Richard Nichols sums himself up quickly and exactly -- the way you'd expect a paramedic to assesses an accident.
"All I do is teach class, save lives."
Nichols, 35 and a lifelong Craig resident, is the senior full-time paramedic on The Memorial Hospital's ambulance crew. It's a position he stumbled into almost by accident, nine and a half years ago. But since then, he's grown to live to work in the back of an ambulance. If he has his way, he'll be doing the same 20 years from now.
Following high school, Nichols enlisted in the Army and served as a mechanic in Texas, Kuwait (following the Gulf War) and Alaska. He got out on medical leave and returned to Craig, still collecting a full-time paycheck from the military. Nichols calls what happened next "perfect timing."
His wife, Lynn, an on-call emergency medical technician with nine years experience of her own, saw an ad in the paper for an ambulance driver. It was a simple, undemanding job Nichols was happy to do. Duties required nothing more than driving the ambulance and picking up equipment.
But before long, his position was eliminated. To keep a job, Nichols enrolled in an EMT basic training class at the Community College of Northwest Colorado, not knowing that several years later he would be teaching the same class.
He saw the benefits of increasing his skill level, so he took another class and moved up and became an intermediate EMT. In Oct. 2002, he earned his paramedic license through the University of Colorado at Yampa Valley Medical Center in Steamboat Springs. Among other things, the change in status enabled him to administer drugs such as Demerol for pain and Phenobarbital for seizures, as well as perform more complex medical procedures, like tracheotomies to open a patient's airway when nothing else works.
Nichols described himself as leading "a secluded life." Outside of work, he's an avid video gamer, bowls with a local league, and plays on two softball teams in the summer. Softball comes even before work, he said. His work schedule revolves around his game schedules.
Of course, when the beeper goes off -- however unexpectedly -- he responds to the call. That's one thing he enjoys about his job.
"There's no telling where you'll be in the next five minutes," he said. "We work in a chaotic setting, and my job is making a chaotic scene controlled. I don't mind helping out in the hospital, but I couldn't be a nurse. I like the spontaneity of my job."
Sometimes, that spontaneity doesn't come for up to three weeks a time, and Nichols is left sitting in the garage. While waiting on a call he keeps busy by keeping statistics on the crew, maintaining equipment, and doing paperwork -- his least favorite part of the job.
It's a natural part of life that people get sick, Nichols said. Since that's the way the world works, he wants to be there when it happens.
To Nichols' mind, the perfect call is when someone is really sick, the crew's skills are tested, and the patient walks out of the hospital, healed. These calls remind him why he does his job. He figures the crew gets such a call every six to 10 months, with the latest one coming last November.

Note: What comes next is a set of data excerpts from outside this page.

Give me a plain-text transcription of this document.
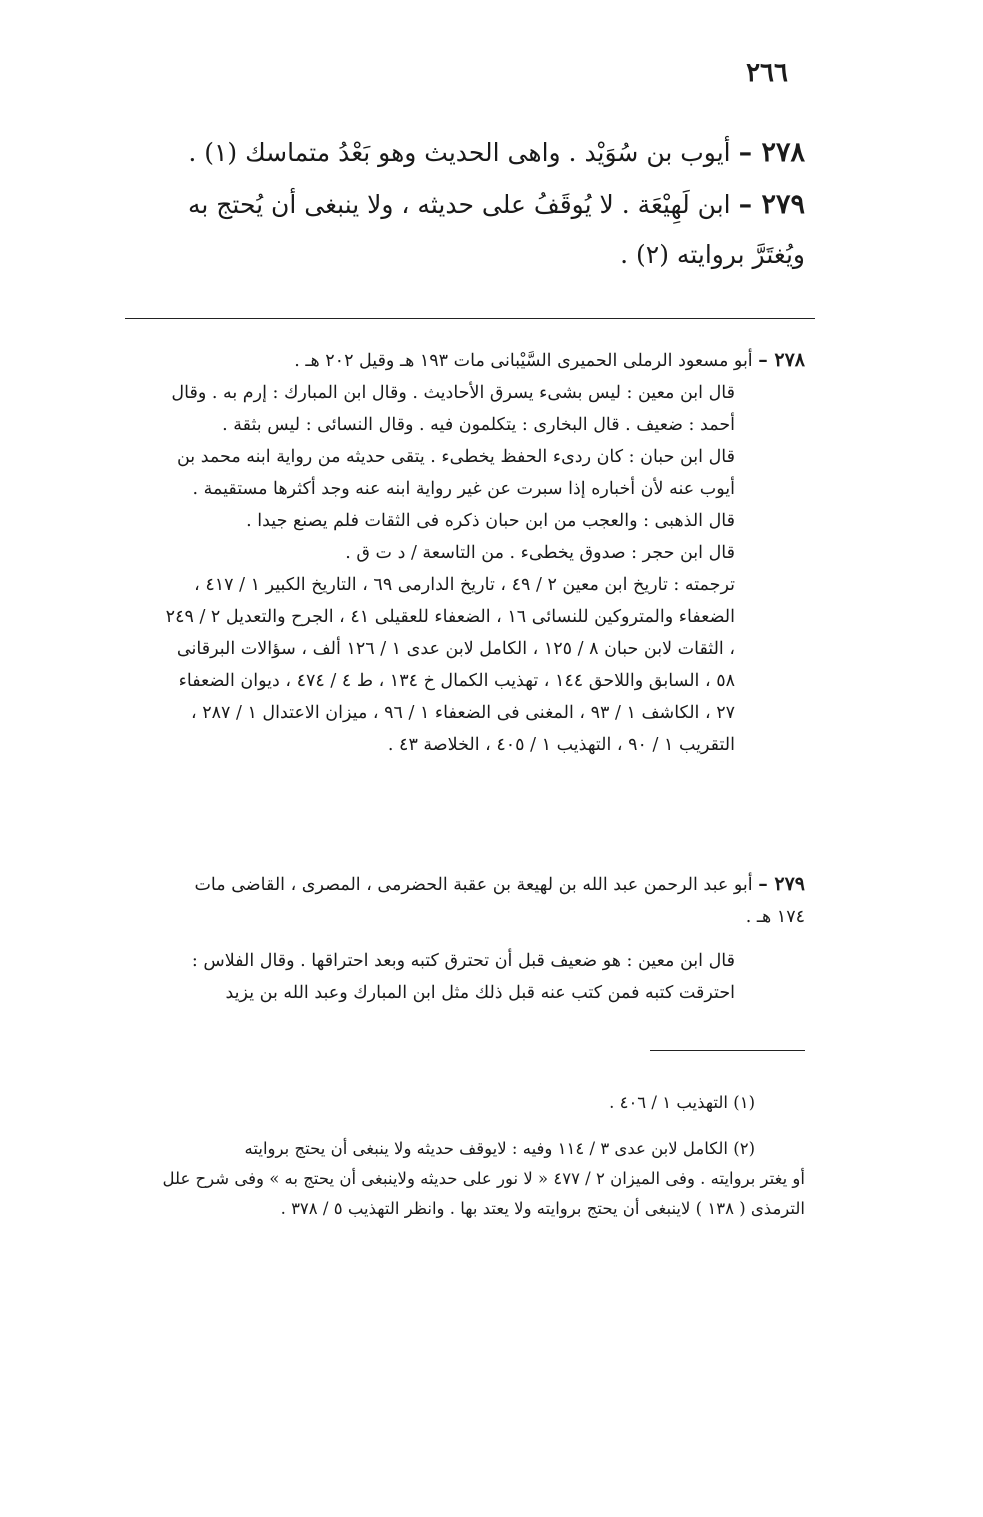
٢٦٦
٢٧٨ – أيوب بن سُوَيْد . واهى الحديث وهو بَعْدُ متماسك (١) .
٢٧٩ – ابن لَهِيْعَة . لا يُوقَفُ على حديثه ، ولا ينبغى أن يُحتج به ويُغتَرَّ بروايته (٢) .

٢٧٨ – أبو مسعود الرملى الحميرى السَّيْبانى مات ١٩٣ هـ وقيل ٢٠٢ هـ .

قال ابن معين : ليس بشىء يسرق الأحاديث . وقال ابن المبارك : إرم به . وقال أحمد : ضعيف . قال البخارى : يتكلمون فيه . وقال النسائى : ليس بثقة .

قال ابن حبان : كان ردىء الحفظ يخطىء . يتقى حديثه من رواية ابنه محمد بن أيوب عنه لأن أخباره إذا سبرت عن غير رواية ابنه عنه وجد أكثرها مستقيمة .

قال الذهبى : والعجب من ابن حبان ذكره فى الثقات فلم يصنع جيدا .

قال ابن حجر : صدوق يخطىء . من التاسعة / د ت ق .

ترجمته : تاريخ ابن معين ٢ / ٤٩ ، تاريخ الدارمى ٦٩ ، التاريخ الكبير ١ / ٤١٧ ، الضعفاء والمتروكين للنسائى ١٦ ، الضعفاء للعقيلى ٤١ ، الجرح والتعديل ٢ / ٢٤٩ ، الثقات لابن حبان ٨ / ١٢٥ ، الكامل لابن عدى ١ / ١٢٦ ألف ، سؤالات البرقانى ٥٨ ، السابق واللاحق ١٤٤ ، تهذيب الكمال خ ١٣٤ ، ط ٤ / ٤٧٤ ، ديوان الضعفاء ٢٧ ، الكاشف ١ / ٩٣ ، المغنى فى الضعفاء ١ / ٩٦ ، ميزان الاعتدال ١ / ٢٨٧ ، التقريب ١ / ٩٠ ، التهذيب ١ / ٤٠٥ ، الخلاصة ٤٣ .

٢٧٩ – أبو عبد الرحمن عبد الله بن لهيعة بن عقبة الحضرمى ، المصرى ، القاضى مات ١٧٤ هـ .

قال ابن معين : هو ضعيف قبل أن تحترق كتبه وبعد احتراقها . وقال الفلاس : احترقت كتبه فمن كتب عنه قبل ذلك مثل ابن المبارك وعبد الله بن يزيد

(١) التهذيب ١ / ٤٠٦ .

(٢) الكامل لابن عدى ٣ / ١١٤ وفيه : لايوقف حديثه ولا ينبغى أن يحتج بروايته

أو يغتر بروايته . وفى الميزان ٢ / ٤٧٧ « لا نور على حديثه ولاينبغى أن يحتج به » وفى شرح علل الترمذى ( ١٣٨ ) لاينبغى أن يحتج بروايته ولا يعتد بها . وانظر التهذيب ٥ / ٣٧٨ .
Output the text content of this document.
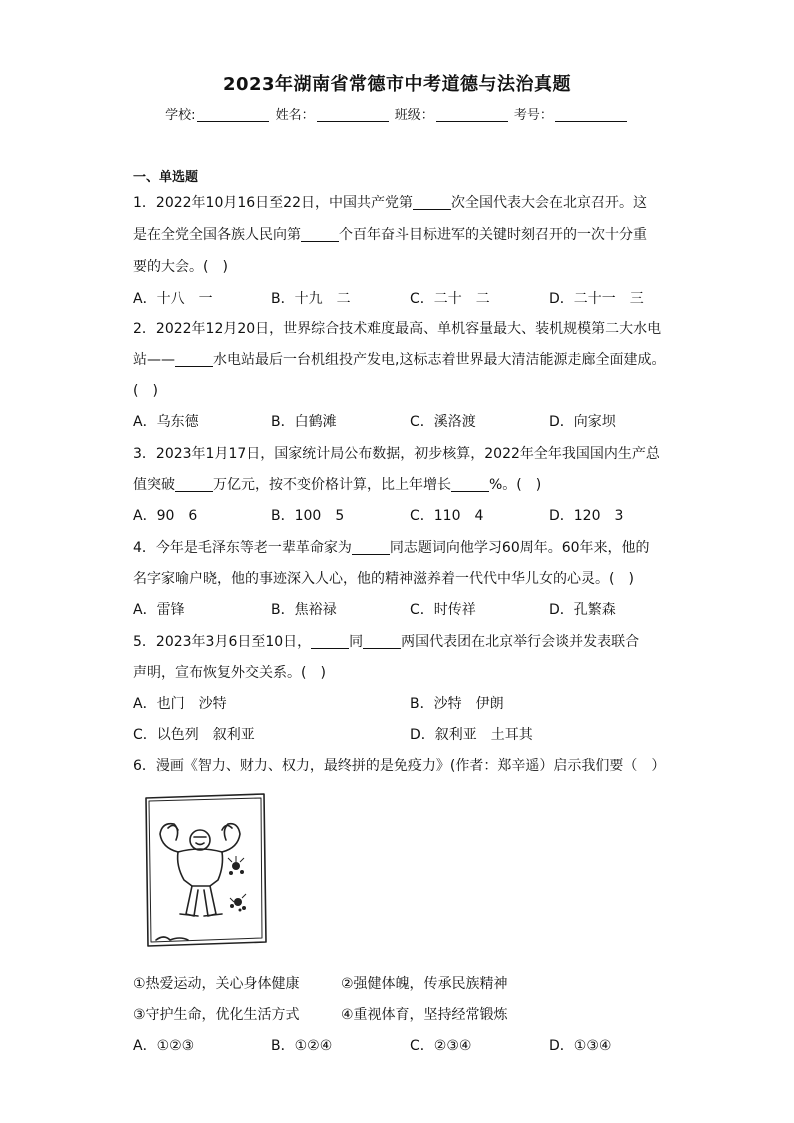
2023年湖南省常德市中考道德与法治真题
学校:	姓名：	班级：	考号：
一、单选题
1．2022年10月16日至22日，中国共产党第	次全国代表大会在北京召开。这
是在全党全国各族人民向第	个百年奋斗目标进军的关键时刻召开的一次十分重
要的大会。(　)
A．十八　一	B．十九　二	C．二十　二	D．二十一　三
2．2022年12月20日，世界综合技术难度最高、单机容量最大、装机规模第二大水电
站——	水电站最后一台机组投产发电,这标志着世界最大清洁能源走廊全面建成。
(　)
A．乌东德	B．白鹤滩	C．溪洛渡	D．向家坝
3．2023年1月17日，国家统计局公布数据，初步核算，2022年全年我国国内生产总
值突破	万亿元，按不变价格计算，比上年增长	%。(　)
A．90　6	B．100　5	C．110　4	D．120　3
4．今年是毛泽东等老一辈革命家为	同志题词向他学习60周年。60年来，他的
名字家喻户晓，他的事迹深入人心，他的精神滋养着一代代中华儿女的心灵。(　)
A．雷锋	B．焦裕禄	C．时传祥	D．孔繁森
5．2023年3月6日至10日，	同	两国代表团在北京举行会谈并发表联合
声明，宣布恢复外交关系。(　)
A．也门　沙特	B．沙特　伊朗
C．以色列　叙利亚	D．叙利亚　土耳其
6．漫画《智力、财力、权力，最终拼的是免疫力》(作者：郑辛遥）启示我们要（　）
①热爱运动，关心身体健康	②强健体魄，传承民族精神
③守护生命，优化生活方式	④重视体育，坚持经常锻炼
A．①②③	B．①②④	C．②③④	D．①③④
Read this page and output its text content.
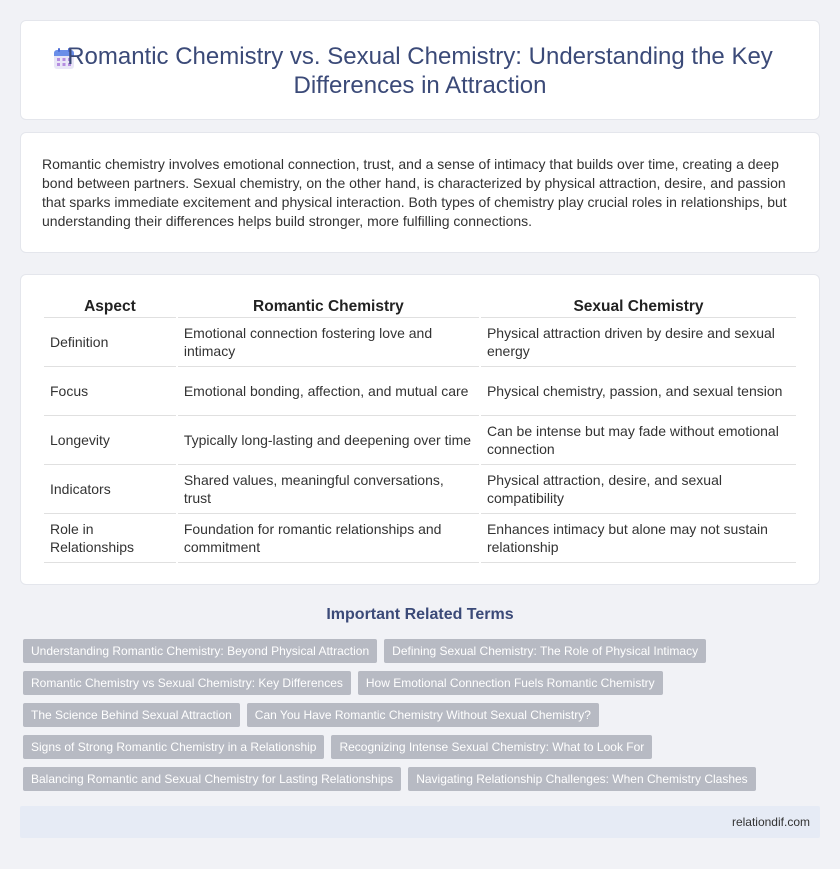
Romantic Chemistry vs. Sexual Chemistry: Understanding the Key Differences in Attraction

Romantic chemistry involves emotional connection, trust, and a sense of intimacy that builds over time, creating a deep bond between partners. Sexual chemistry, on the other hand, is characterized by physical attraction, desire, and passion that sparks immediate excitement and physical interaction. Both types of chemistry play crucial roles in relationships, but understanding their differences helps build stronger, more fulfilling connections.

Aspect	Romantic Chemistry	Sexual Chemistry
Definition	Emotional connection fostering love and intimacy	Physical attraction driven by desire and sexual energy
Focus	Emotional bonding, affection, and mutual care	Physical chemistry, passion, and sexual tension
Longevity	Typically long-lasting and deepening over time	Can be intense but may fade without emotional connection
Indicators	Shared values, meaningful conversations, trust	Physical attraction, desire, and sexual compatibility
Role in Relationships	Foundation for romantic relationships and commitment	Enhances intimacy but alone may not sustain relationship
Important Related Terms
Understanding Romantic Chemistry: Beyond Physical Attraction	Defining Sexual Chemistry: The Role of Physical Intimacy
Romantic Chemistry vs Sexual Chemistry: Key Differences	How Emotional Connection Fuels Romantic Chemistry
The Science Behind Sexual Attraction	Can You Have Romantic Chemistry Without Sexual Chemistry?
Signs of Strong Romantic Chemistry in a Relationship	Recognizing Intense Sexual Chemistry: What to Look For
Balancing Romantic and Sexual Chemistry for Lasting Relationships	Navigating Relationship Challenges: When Chemistry Clashes
relationdif.com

The call was "good and scary at the same time." The patient was a heart attack victim, and he was going to die unless everyone performed their jobs quickly and exactly. And they did. That means first getting an overall picture of the situation, figuring out what's going on, getting the victim hooked up to the heart monitor, starting an I.V., administering drugs, advising the hospital of what is coming their way, and helping out as needed at the hospital."
The outcome was positive, but calls aren't always like that. Injured children are always the most difficult calls to respond to, Nichols said. He carries a painful memory of an intercept call to Baggs, Wyo. There was a car crash and the Baggs crew needed assistance. One victim was trapped in the vehicle, and medics were in the process of getting the victim out. In the back of the ambulance, a seasoned Baggs EMT and a new EMT were working to resuscitate a 2-year-old who was in cardiac arrest. No breathing. No pulse.
The Craig crew rushed the infant to TMH. There, the hospital staff determined the child's injuries were too extensive for the child to be revived.
Those are the hardest things to deal with, Nichols said. Usually, the tight crew supports one another, talking things out. But that time the Bear's Ears Stress Debriefing Team had to be called in to help crew members deal with the tragedy.
Now, Nichols passes on some of the knowledge he's gained through teaching. This semester, he has five students in an EMT basic course at CNCC. He tries to avoid telling war or horror stories in the classroom, because he doesn't want his students to assume a given situation will always be a certain way.
But he still tries to keep things interesting, using "redneck English" to explain medical concepts.
"If you try, you can make medicine overly cumbersome," he said. "If you put it in common sense terms it makes it a lot understandable."